An Act closing a corporate tax haven loophole, HB 2477 and SB 1524 was filed by Representative Josh Cutler (Duxbury) and Senator Mark Montigny (New Bedford) and cosponsored by a bipartisan group of 57 lawmakers.  The bill, already a law in place in Oregon and Montana, also known as the “water’s edge” loophole would require that companies treat profits made in Massachusetts and funneled to known tax havens like the Cayman Islands as domestic taxable income. Making this change to the tax code would save Massachusetts taxpayers $79 million a year.

Many of America’s largest corporations use accounting tricks to shift profits made in America to offshore tax havens, where they pay little to no taxes. The U.S. corporate tax system allows companies to defer paying state and federal taxes on profits they earn abroad, until they declare the money has been brought back to the United States by paying dividends to shareholders, repurchasing stock, or making U.S. Investments. Many companies game this system using loopholes that let them disguise profits legitimately made in the U.S. as “foreign” profits earned by subsidiaries in offshore tax havens. The GAO found that at least 82 of the largest 100 publicly traded U.S. companies maintain subsidiaries in known tax havens.

By using offshore tax havens, multinationals avoid an estimated $90 billion in federal tax revenue each year. Because most state tax codes are so closely tethered to the federal one, states also lose billions in tax revenue from these loopholes annually. Based on an analysis of how much income is federally reported from each state, and on state tax rates, U.S. PIRG estimated that states cumulatively lost $26 billion in revenue last year as a result of multinational corporations abusing tax havens.

While much of the reform necessary to stop this tax haven abuse must happen at the federal level, states have begun to update their tax code to recapture some of the lost state revenue while making the tax code fairer and leveling the playing field for small businesses, which rarely use such loopholes.

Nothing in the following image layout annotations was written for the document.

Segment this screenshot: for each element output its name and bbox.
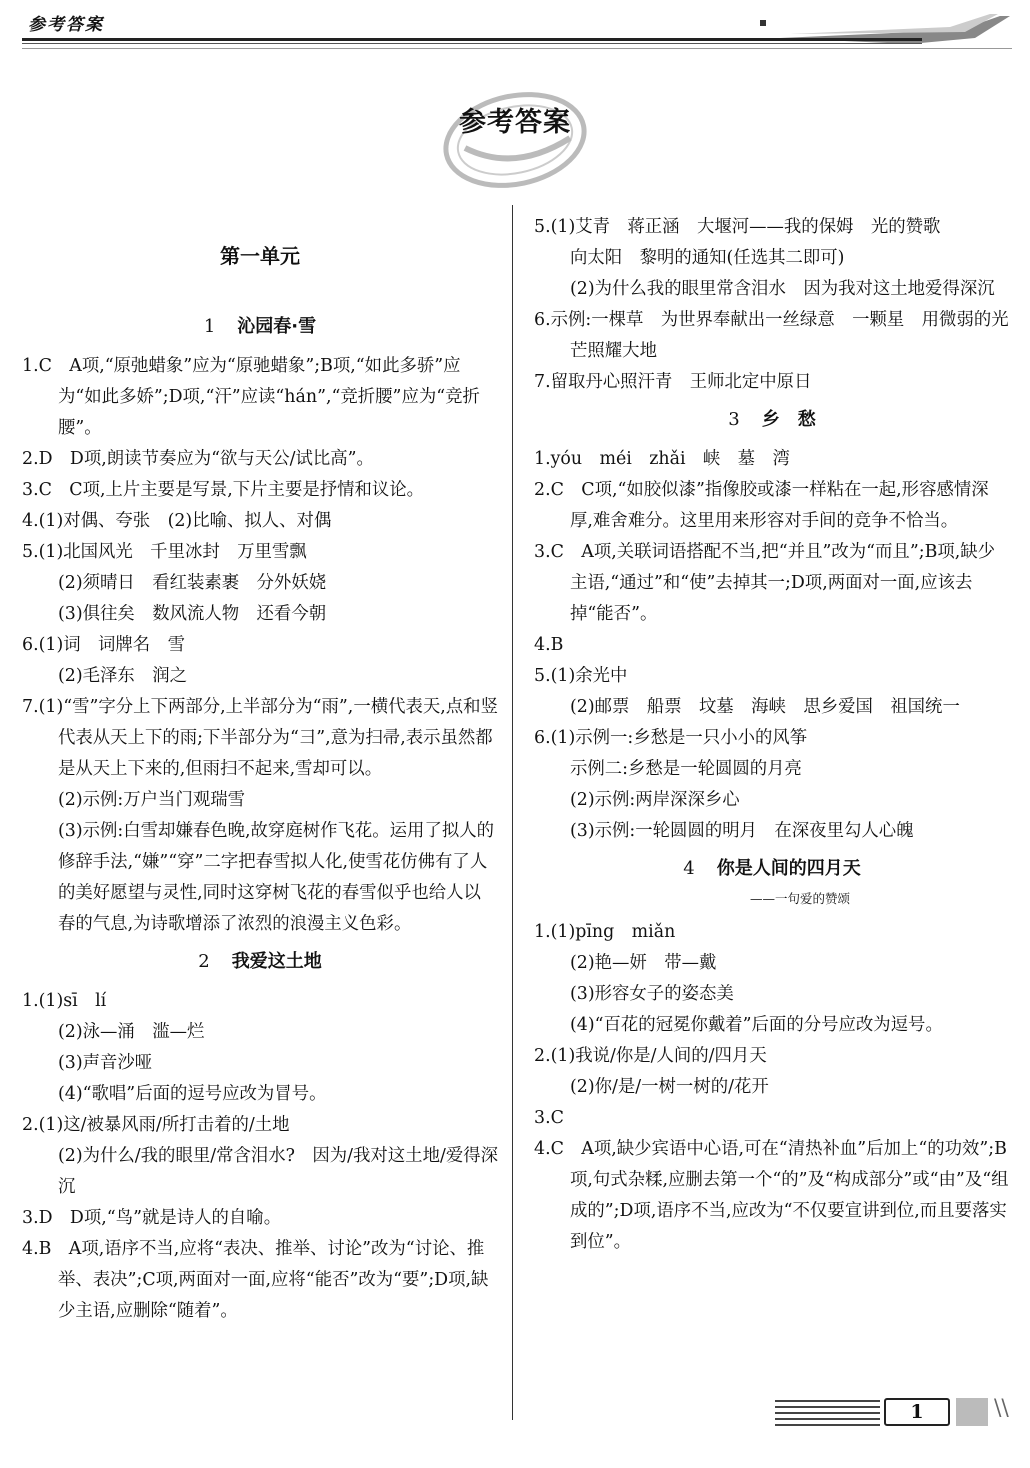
- page-number: 1: [884, 1398, 950, 1426]
- answer-line: (3)形容女子的姿态美: [570, 984, 734, 1004]
- section-title-text: 我爱这土地: [231, 951, 322, 972]
- right-column: [534, 212, 1010, 1258]
- answer-line: 3.C A项,关联词语搭配不当,把“并且”改为“而且”;B项,缺少主语,“通过”和“使”去掉其一;D项,两面对一面,应该去掉“能否”。: [534, 542, 996, 624]
- answer-line: 3.C: [534, 1108, 564, 1128]
- header-swoosh-decoration: [760, 12, 1010, 52]
- section-subtitle: ——一句爱的赞颂: [749, 891, 850, 906]
- footer-lines-decoration: [775, 1398, 880, 1426]
- page-title: 参考答案: [459, 107, 571, 138]
- answer-line: (3)声音沙哑: [58, 1053, 153, 1073]
- answer-line: (2)须晴日 看红装素裹 分外妖娆: [58, 573, 327, 593]
- section-title: [22, 311, 498, 342]
- section-title: [534, 404, 1010, 435]
- unit-title: 第一单元: [220, 244, 300, 268]
- answer-line: 2.(1)这/被暴风雨/所打击着的/土地: [22, 1115, 290, 1135]
- header-rule-thin: [22, 43, 922, 44]
- answer-line: 4.(1)对偶、夸张 (2)比喻、拟人、对偶: [22, 511, 332, 531]
- section-number: 2: [198, 951, 210, 972]
- answer-line: 7.(1)“雪”字分上下两部分,上半部分为“雨”,一横代表天,点和竖代表从天上下的雨;下半部分为“彐”,意为扫帚,表示虽然都是从天上下来的,但雨扫不起来,雪却可以。: [22, 697, 498, 779]
- answer-line: (3)示例:白雪却嫌春色晚,故穿庭树作飞花。运用了拟人的修辞手法,“嫌”“穿”二字把春雪拟人化,使雪花仿佛有了人的美好愿望与灵性,同时这穿树飞花的春雪似乎也给人以春的气息,为诗歌增添了浓烈的浪漫主义色彩。: [58, 821, 495, 934]
- answer-line: 4.C A项,缺少宾语中心语,可在“清热补血”后加上“的功效”;B项,句式杂糅,应删去第一个“的”及“构成部分”或“由”及“组成的”;D项,语序不当,应改为“不仅要宣讲到位,而且要落实到位”。: [534, 1139, 1009, 1252]
- column-divider: [512, 205, 513, 1420]
- answer-line: 1.(1)pīng miǎn: [534, 922, 676, 942]
- answer-line: (2)泳—涌 滥—烂: [58, 1022, 205, 1042]
- answer-line: 6.示例:一棵草 为世界奉献出一丝绿意 一颗星 用微弱的光芒照耀大地: [534, 310, 1009, 361]
- header-label: 参考答案: [28, 15, 104, 35]
- answer-line: (2)示例:两岸深深乡心: [570, 790, 740, 810]
- answer-line: 4.B A项,语序不当,应将“表决、推举、讨论”改为“讨论、推举、表决”;C项,两面对一面,应将“能否”改为“要”;D项,缺少主语,应删除“随着”。: [22, 1239, 489, 1321]
- footer-slash-decoration: \\: [994, 1396, 1009, 1421]
- section-number: 3: [728, 409, 740, 430]
- answer-line: (4)“歌唱”后面的逗号应改为冒号。: [58, 1084, 327, 1104]
- answer-line: 3.C C项,上片主要是写景,下片主要是抒情和议论。: [22, 480, 425, 500]
- answer-line: 6.(1)词 词牌名 雪: [22, 635, 185, 655]
- answer-line: 5.(1)北国风光 千里冰封 万里雪飘: [22, 542, 307, 562]
- answer-line: (3)俱往矣 数风流人物 还看今朝: [58, 604, 327, 624]
- footer-gray-block: [956, 1398, 988, 1426]
- answer-line: (2)毛泽东 润之: [58, 666, 187, 686]
- answer-line: (2)为什么我的眼里常含泪水 因为我对这土地爱得深沉: [570, 279, 995, 299]
- answer-line: 2.C C项,“如胶似漆”指像胶或漆一样粘在一起,形容感情深厚,难舍难分。这里用来形容对手间的竞争不恰当。: [534, 480, 989, 531]
- answer-line: 1.C A项,“原弛蜡象”应为“原驰蜡象”;B项,“如此多骄”应为“如此多娇”;D项,“汗”应读“hán”,“竞折腰”应为“竞折腰”。: [22, 356, 480, 438]
- answer-line: (2)邮票 船票 坟墓 海峡 思乡爱国 祖国统一: [570, 697, 960, 717]
- header-rule: [22, 38, 922, 41]
- answer-line: 示例二:乡愁是一轮圆圆的月亮: [570, 759, 802, 779]
- answer-line: 4.B: [534, 635, 564, 655]
- answer-line: 7.留取丹心照汗青 王师北定中原日: [534, 372, 812, 392]
- section-title-text: 乡 愁: [761, 409, 816, 430]
- answer-line: 2.D D项,朗读节奏应为“欲与天公/试比高”。: [22, 449, 374, 469]
- answer-line: 1.(1)sī lí: [22, 991, 107, 1011]
- section-title: [534, 853, 1010, 884]
- section-title: [22, 946, 498, 977]
- answer-line: 向太阳 黎明的通知(任选其二即可): [570, 248, 845, 268]
- answer-line: (2)艳—妍 带—戴: [570, 953, 717, 973]
- answer-line: (2)你/是/一树一树的/花开: [570, 1077, 769, 1097]
- answer-line: (2)为什么/我的眼里/常含泪水? 因为/我对这土地/爱得深沉: [58, 1146, 498, 1197]
- answer-line: 5.(1)余光中: [534, 666, 628, 686]
- section-number: 4: [683, 858, 695, 879]
- section-title-text: 你是人间的四月天: [716, 858, 861, 879]
- answer-line: 2.(1)我说/你是/人间的/四月天: [534, 1046, 767, 1066]
- answer-line: (4)“百花的冠冕你戴着”后面的分号应改为逗号。: [570, 1015, 943, 1035]
- left-column: [22, 212, 498, 1327]
- answer-line: 5.(1)艾青 蒋正涵 大堰河——我的保姆 光的赞歌: [534, 217, 941, 237]
- section-title-text: 沁园春·雪: [237, 316, 317, 337]
- answer-line: 6.(1)示例一:乡愁是一只小小的风筝: [534, 728, 808, 748]
- answer-line: 1.yóu méi zhǎi 峡 墓 湾: [534, 449, 790, 469]
- header-rule-light: [22, 48, 1012, 49]
- answer-line: (2)示例:万户当门观瑞雪: [58, 790, 246, 810]
- answer-line: 3.D D项,“鸟”就是诗人的自喻。: [22, 1208, 282, 1228]
- section-number: 1: [203, 316, 216, 337]
- answer-line: (3)示例:一轮圆圆的明月 在深夜里勾人心魄: [570, 821, 914, 841]
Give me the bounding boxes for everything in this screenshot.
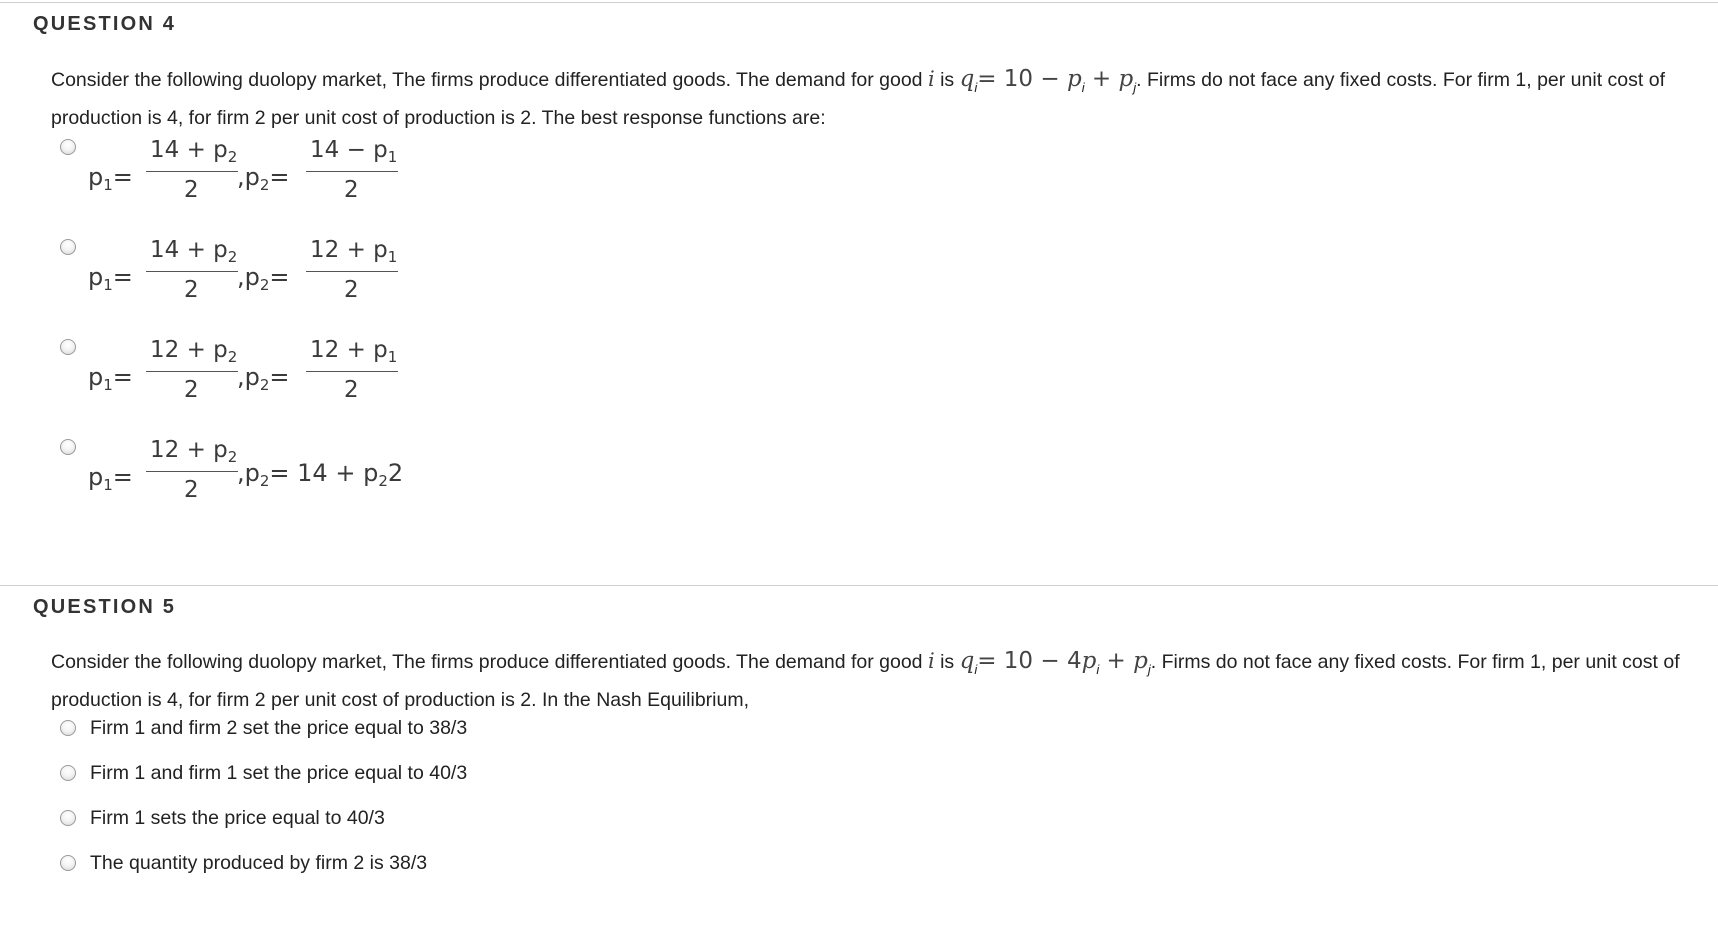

Massachusetts can recapture some of the revenue lost to tax havens by treating income booked to corporate subsidiaries in known tax havens as domestic income for tax purposes. This option is readily available in Massachusetts because we have enacted combined reporting. Under combined reporting, passed in 2008, multistate companies report on their affiliates across the country.  Information about the relative size of a company’s property, sales and payroll located in Massachusetts is already used in a formula to apportion the share of each company’s total domestic income that is subject to Massachusetts taxes.